Persistent or recurrent malabsorptive symptoms and villous atrophy despite strict adherence to a gluten-free diet (GFD) for at least 6–12 months in the absence of other causes of non-responsive treated celiac disease (CD) and overt malignancy.
State the mechanism of coeliac disease from gluten consumption to villous atrophy. (1→10)
- Gluten is consumed
- Is broken down and absorbed from the gut
- Is picked up by an antigen presenting cell (APC)
- Gluten antigen presented to HLA molecules
- This activates CD4 T cells
- CD4 T cells send out a range of signals (activate more T cell production, inflammatory responses etc.) and activate B cells
- B cells produce antibodies
- Antibody based response occurs (this is why antibody testing can be used as a diagnostic tool)
- T cell inflammatory activation causes immune cell congregation and damage own cells
- Villous atrophy
Define concordance (genetics).
The probability that a pair of individuals will both have a certain characteristic, given that one of the pair has the characteristic.
~30% of northern European Caucasians carry the HLA DQA1 and DQB1 alleles that encode the expressed HLA DQ2 molecule, BUT only ____% of these develop coeliac disease.
In most cases this is expressed in “cis” from the same parental haplotype - however in southern Europeans it is more likely to be expressed in “trans” from a combination of the parental haplotypes with the α-chain form one parent and the β-chain from the other.

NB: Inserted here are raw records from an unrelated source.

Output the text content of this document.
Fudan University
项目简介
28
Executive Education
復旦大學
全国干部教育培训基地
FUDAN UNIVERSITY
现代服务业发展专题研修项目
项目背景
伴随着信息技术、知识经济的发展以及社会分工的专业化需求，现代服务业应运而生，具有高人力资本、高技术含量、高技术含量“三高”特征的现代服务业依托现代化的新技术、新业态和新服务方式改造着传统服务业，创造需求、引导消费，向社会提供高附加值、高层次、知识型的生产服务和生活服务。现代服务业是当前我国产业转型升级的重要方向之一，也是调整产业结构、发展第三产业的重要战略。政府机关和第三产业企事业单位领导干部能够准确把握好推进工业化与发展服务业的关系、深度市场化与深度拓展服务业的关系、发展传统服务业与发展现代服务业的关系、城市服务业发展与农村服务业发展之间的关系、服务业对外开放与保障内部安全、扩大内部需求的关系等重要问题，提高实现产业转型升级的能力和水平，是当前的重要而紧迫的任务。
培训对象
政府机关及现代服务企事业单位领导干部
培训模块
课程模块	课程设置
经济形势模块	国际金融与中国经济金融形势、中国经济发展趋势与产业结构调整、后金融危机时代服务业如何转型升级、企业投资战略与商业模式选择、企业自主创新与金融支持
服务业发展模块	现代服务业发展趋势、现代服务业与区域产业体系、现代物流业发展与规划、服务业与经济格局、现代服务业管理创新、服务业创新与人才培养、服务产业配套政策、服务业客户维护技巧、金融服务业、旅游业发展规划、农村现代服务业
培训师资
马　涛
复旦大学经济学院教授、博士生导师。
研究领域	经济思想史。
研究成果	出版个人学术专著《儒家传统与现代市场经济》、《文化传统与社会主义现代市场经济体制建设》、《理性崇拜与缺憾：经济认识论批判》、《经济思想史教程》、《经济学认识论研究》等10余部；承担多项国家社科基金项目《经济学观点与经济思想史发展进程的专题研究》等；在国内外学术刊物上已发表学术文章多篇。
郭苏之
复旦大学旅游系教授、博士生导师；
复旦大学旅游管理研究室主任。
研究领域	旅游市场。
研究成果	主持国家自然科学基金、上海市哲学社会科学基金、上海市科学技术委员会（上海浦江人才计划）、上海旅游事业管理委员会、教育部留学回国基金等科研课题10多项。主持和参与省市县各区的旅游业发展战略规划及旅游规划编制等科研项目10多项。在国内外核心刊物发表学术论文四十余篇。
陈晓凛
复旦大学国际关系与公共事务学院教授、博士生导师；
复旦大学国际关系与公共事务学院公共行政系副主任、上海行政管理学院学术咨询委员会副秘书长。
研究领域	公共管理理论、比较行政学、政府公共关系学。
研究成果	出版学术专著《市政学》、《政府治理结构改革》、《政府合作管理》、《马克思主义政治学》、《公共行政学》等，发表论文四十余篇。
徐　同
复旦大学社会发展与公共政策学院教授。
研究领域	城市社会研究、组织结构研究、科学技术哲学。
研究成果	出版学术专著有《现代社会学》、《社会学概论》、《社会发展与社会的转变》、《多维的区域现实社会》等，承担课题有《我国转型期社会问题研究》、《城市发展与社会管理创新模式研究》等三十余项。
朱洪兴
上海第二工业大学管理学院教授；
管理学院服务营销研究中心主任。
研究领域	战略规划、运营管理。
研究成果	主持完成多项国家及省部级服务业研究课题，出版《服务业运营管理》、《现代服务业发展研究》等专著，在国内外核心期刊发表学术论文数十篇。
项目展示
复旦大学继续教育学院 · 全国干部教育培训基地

90% of Coeliac patients have DQ2, whilst 10% have DQ8.
1
The HLA group of genes have a very significant role in an individual’s risk of coeliac disease. HLA (Human Leukocyte Antigens) are present on the ____1____ of all cells apart from RBCs. HLA genes encode DQ molecules. These genes are the DQA and DQB genes. Each parent gives you one of each. DQA encodes the ____2____ chain of the DQ molecule and DQB encodes the ____3____ chain. Both chains come together to form the DQ molecule on the cell surface. These DQ molecules present short antigenic peptides (13-21 aa) to T cells. They achieve this presentation through APCs (HLA on APC surface). This stimulates the immune response. It appears that people who have coeliac disease have a higher frequency of encoding DQA1 and DQB1 that form a DQ2 molecule. Mum gives DQA and DQB, Dad gives DQA and DQB. Therefore to form a DQ2 molecule (in most cases) by having an A and a B, the inheritance of these alleles must come from a single parent – cis.
- Surface
- Alpha
- Beta
When does Coeliac disease present?
Mostly presents in childhood but can appear later in life.